(Bloomberg) -- There’s a secret to how grocery stores keep fresh, ready-to-eat fruits and salads stocked all year round for busy Americans: It’s all in the packaging.
In this case, it’s packaging with tiny holes that can keep produce on store shelves longer. The broad use of the technology has made it valuable, which is why B&G Foods Inc., Landec Corp.’s Apio unit, Alpine Fresh Inc. and three other companies are being hauled before a U.S. trade agency over allegations that they used patented breathable packaging without paying for it.
Windham Packaging LLC, a closely held New Hampshire firm, filed a complaint Monday with the U.S. International Trade Commission seeking to block imports of produce in the type of microperforated packaging it says it developed. The bags, known as modified atmosphere packaging, is tailored to control the flow of oxygen and carbon dioxide into and out of the containers to optimize freshness.

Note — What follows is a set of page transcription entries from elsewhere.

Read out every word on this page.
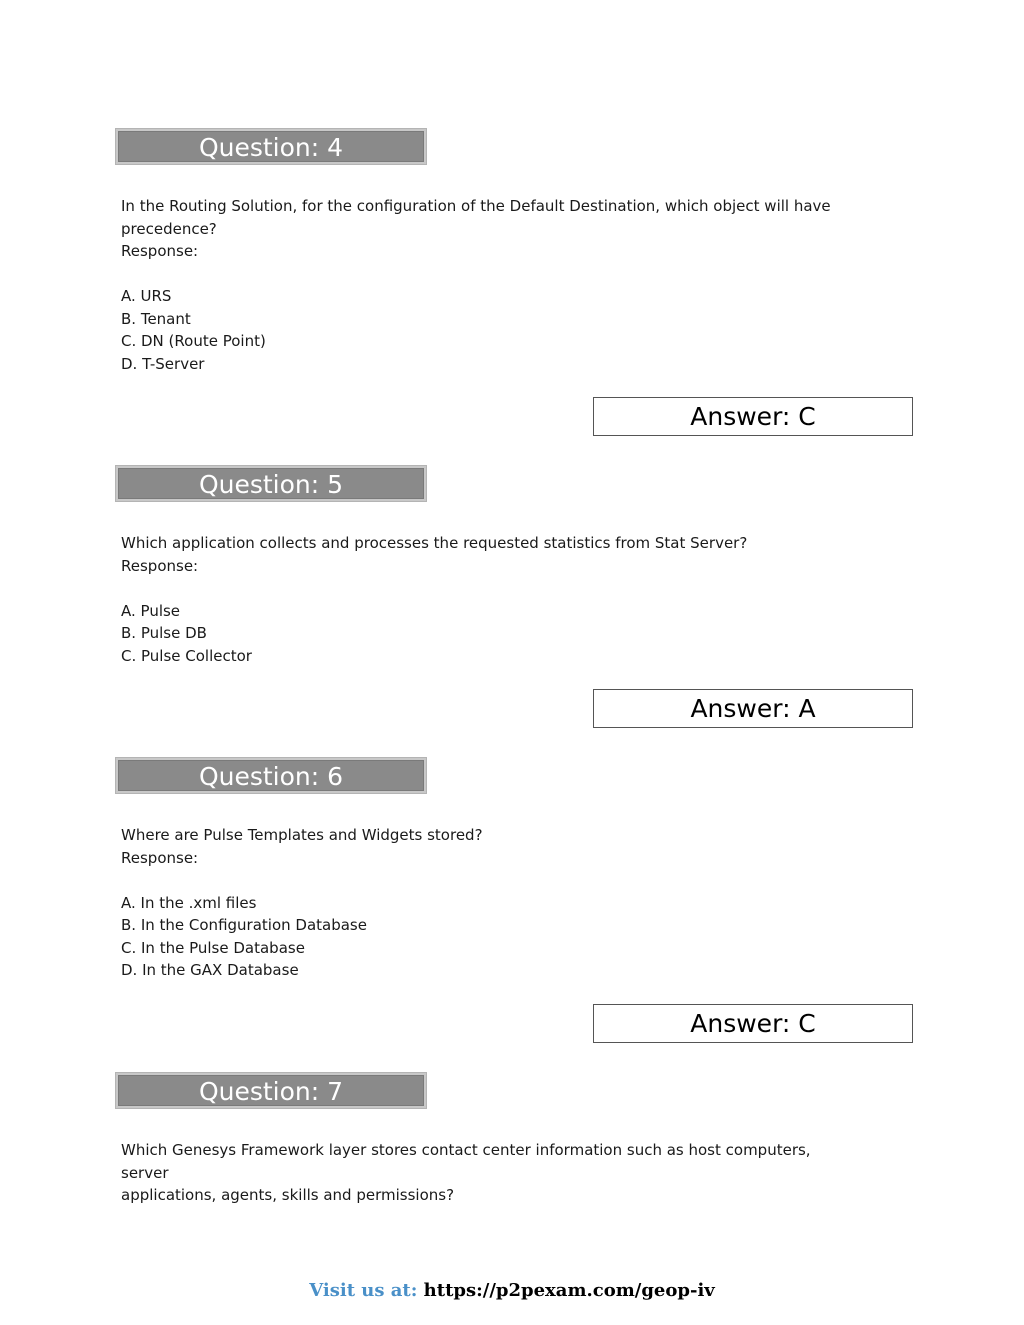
Question: 4

In the Routing Solution, for the configuration of the Default Destination, which object will have

precedence?

Response:

A. URS

B. Tenant

C. DN (Route Point)

D. T-Server

Answer: C
Question: 5

Which application collects and processes the requested statistics from Stat Server?

Response:

A. Pulse

B. Pulse DB

C. Pulse Collector

Answer: A
Question: 6

Where are Pulse Templates and Widgets stored?

Response:

A. In the .xml files

B. In the Configuration Database

C. In the Pulse Database

D. In the GAX Database

Answer: C
Question: 7

Which Genesys Framework layer stores contact center information such as host computers, server

applications, agents, skills and permissions?

Visit us at: https://p2pexam.com/geop-iv
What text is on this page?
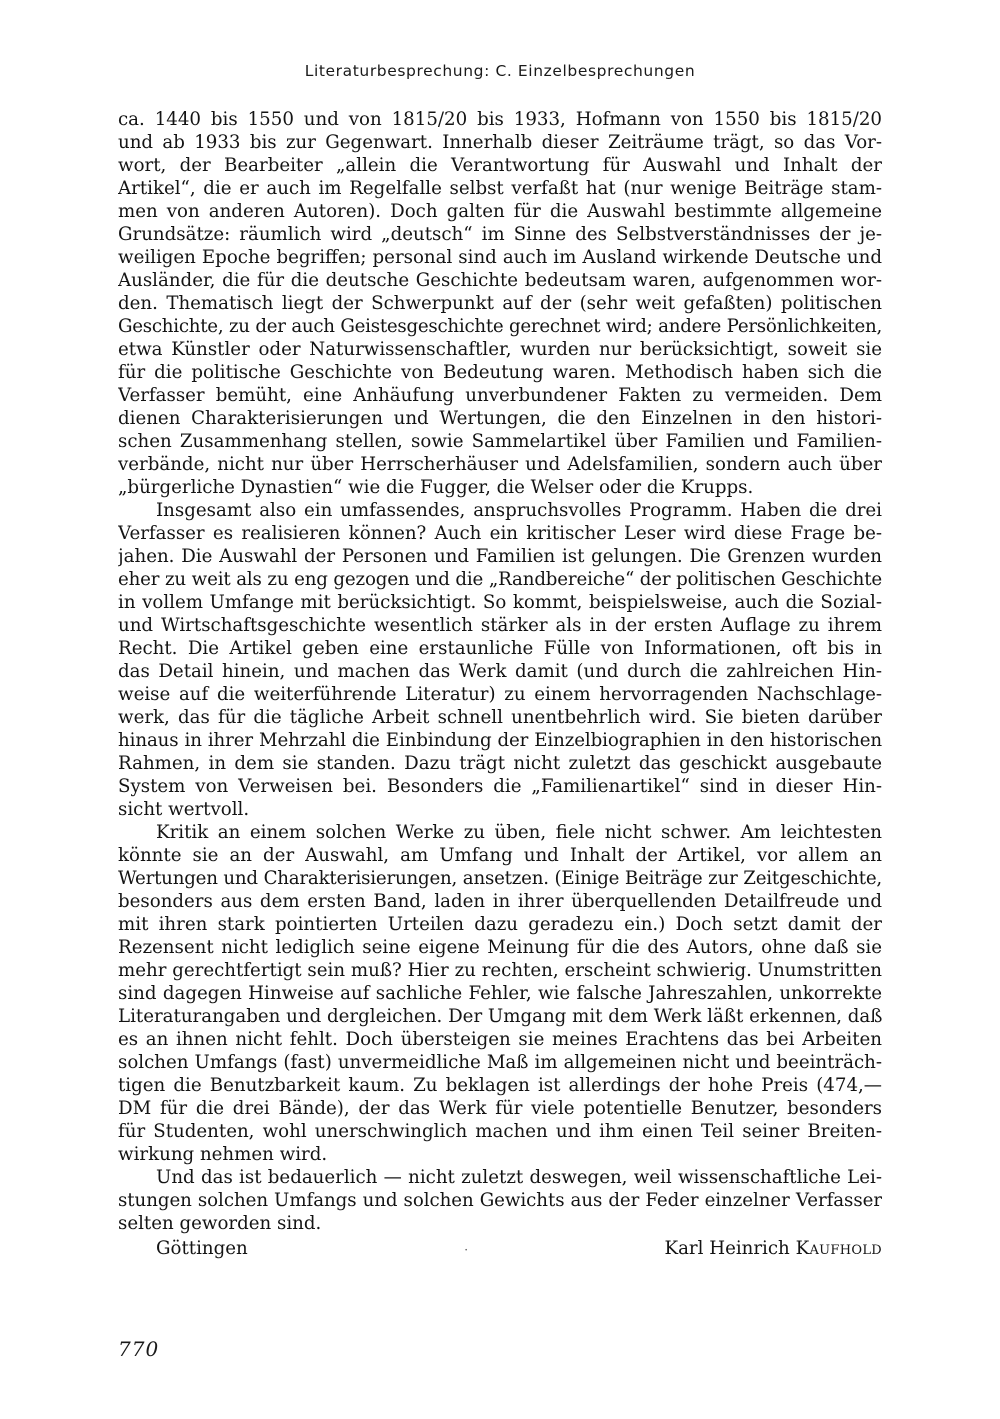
Literaturbesprechung: C. Einzelbesprechungen
ca. 1440 bis 1550 und von 1815/20 bis 1933, Hofmann von 1550 bis 1815/20
und ab 1933 bis zur Gegenwart. Innerhalb dieser Zeiträume trägt, so das Vor-
wort, der Bearbeiter „allein die Verantwortung für Auswahl und Inhalt der
Artikel“, die er auch im Regelfalle selbst verfaßt hat (nur wenige Beiträge stam-
men von anderen Autoren). Doch galten für die Auswahl bestimmte allgemeine
Grundsätze: räumlich wird „deutsch“ im Sinne des Selbstverständnisses der je-
weiligen Epoche begriffen; personal sind auch im Ausland wirkende Deutsche und
Ausländer, die für die deutsche Geschichte bedeutsam waren, aufgenommen wor-
den. Thematisch liegt der Schwerpunkt auf der (sehr weit gefaßten) politischen
Geschichte, zu der auch Geistesgeschichte gerechnet wird; andere Persönlichkeiten,
etwa Künstler oder Naturwissenschaftler, wurden nur berücksichtigt, soweit sie
für die politische Geschichte von Bedeutung waren. Methodisch haben sich die
Verfasser bemüht, eine Anhäufung unverbundener Fakten zu vermeiden. Dem
dienen Charakterisierungen und Wertungen, die den Einzelnen in den histori-
schen Zusammenhang stellen, sowie Sammelartikel über Familien und Familien-
verbände, nicht nur über Herrscherhäuser und Adelsfamilien, sondern auch über
„bürgerliche Dynastien“ wie die Fugger, die Welser oder die Krupps.
Insgesamt also ein umfassendes, anspruchsvolles Programm. Haben die drei
Verfasser es realisieren können? Auch ein kritischer Leser wird diese Frage be-
jahen. Die Auswahl der Personen und Familien ist gelungen. Die Grenzen wurden
eher zu weit als zu eng gezogen und die „Randbereiche“ der politischen Geschichte
in vollem Umfange mit berücksichtigt. So kommt, beispielsweise, auch die Sozial-
und Wirtschaftsgeschichte wesentlich stärker als in der ersten Auflage zu ihrem
Recht. Die Artikel geben eine erstaunliche Fülle von Informationen, oft bis in
das Detail hinein, und machen das Werk damit (und durch die zahlreichen Hin-
weise auf die weiterführende Literatur) zu einem hervorragenden Nachschlage-
werk, das für die tägliche Arbeit schnell unentbehrlich wird. Sie bieten darüber
hinaus in ihrer Mehrzahl die Einbindung der Einzelbiographien in den historischen
Rahmen, in dem sie standen. Dazu trägt nicht zuletzt das geschickt ausgebaute
System von Verweisen bei. Besonders die „Familienartikel“ sind in dieser Hin-
sicht wertvoll.
Kritik an einem solchen Werke zu üben, fiele nicht schwer. Am leichtesten
könnte sie an der Auswahl, am Umfang und Inhalt der Artikel, vor allem an
Wertungen und Charakterisierungen, ansetzen. (Einige Beiträge zur Zeitgeschichte,
besonders aus dem ersten Band, laden in ihrer überquellenden Detailfreude und
mit ihren stark pointierten Urteilen dazu geradezu ein.) Doch setzt damit der
Rezensent nicht lediglich seine eigene Meinung für die des Autors, ohne daß sie
mehr gerechtfertigt sein muß? Hier zu rechten, erscheint schwierig. Unumstritten
sind dagegen Hinweise auf sachliche Fehler, wie falsche Jahreszahlen, unkorrekte
Literaturangaben und dergleichen. Der Umgang mit dem Werk läßt erkennen, daß
es an ihnen nicht fehlt. Doch übersteigen sie meines Erachtens das bei Arbeiten
solchen Umfangs (fast) unvermeidliche Maß im allgemeinen nicht und beeinträch-
tigen die Benutzbarkeit kaum. Zu beklagen ist allerdings der hohe Preis (474,—
DM für die drei Bände), der das Werk für viele potentielle Benutzer, besonders
für Studenten, wohl unerschwinglich machen und ihm einen Teil seiner Breiten-
wirkung nehmen wird.
Und das ist bedauerlich — nicht zuletzt deswegen, weil wissenschaftliche Lei-
stungen solchen Umfangs und solchen Gewichts aus der Feder einzelner Verfasser
selten geworden sind.
Göttingen	·	Karl Heinrich Kaufhold
770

“You have ready-to-eat, fresh produce that’s convenient to the customer, but now you have the challenge of extending shelf life,” said Kit Yam, a food science professor at Rutgers University. Using a microperforated package has become the dominant way of keeping ready-to-eat produce like lettuce or salads fresher in stores as it’s “one of the more natural ways to do this without preservatives.”
Windham was founded by former Hercules Inc. food scientist and packing specialist Elizabeth Marston to license her ideas for microperforated packaging. Her patent was issued in 2006.
As part of its complaint, Windham said it’s not trying to disrupt the distribution of fresh produce into the U.S. Only specific products would be affected, such as B&G’s Green Giant Fresh broccoli and cauliflower from Canada, Mexico and Peru or Apio’s Eat Smart and Greenline beans from Guatemala, and the companies could use other packaging, Windham said.
Packaging that can extend shelf life is also becoming more important as Americans’ food comes from farther away, and imports of produce steadily increase. The share of vegetables imported into the U.S. has nearly tripled in the last two decades, from 9 percent in 1996 to 23 percent in 2016, according to the U.S. Department of Agriculture.
According to the complaint, Windham has struck agreements with companies including Temkin International Inc., which touts the technology as part of its marketing efforts.
In a statement, B&G said it doesn’t make or sell the Green Giant Fresh products named in the complaint and believes it’s been named in error.
“B&G Foods licenses the Green Giant Fresh name to a third party fresh produce company that operates the fresh produce portion of the Green Giant business,” the company said. “We are working with our licensing partner to review the complaint.”
The other three companies named in the complaint are McCall Farms Inc.’s Glory Foods, Mann Packing Co. and Taylor Farms California Inc. Officials with Landec and the other companies either had no immediate comment or couldn’t be reached.
The trade commission is responsible for protecting U.S. markets from unfair trade practices, including unauthorized use of U.S. patents. It has the power to have products halted at the U.S. border.
The commission will review the filing, and any public interest statements that may be filed, and announce in about a month whether it will investigate the complaint. If so, a trial would occur in about nine months and a final decision would come in about 15 to 18 months.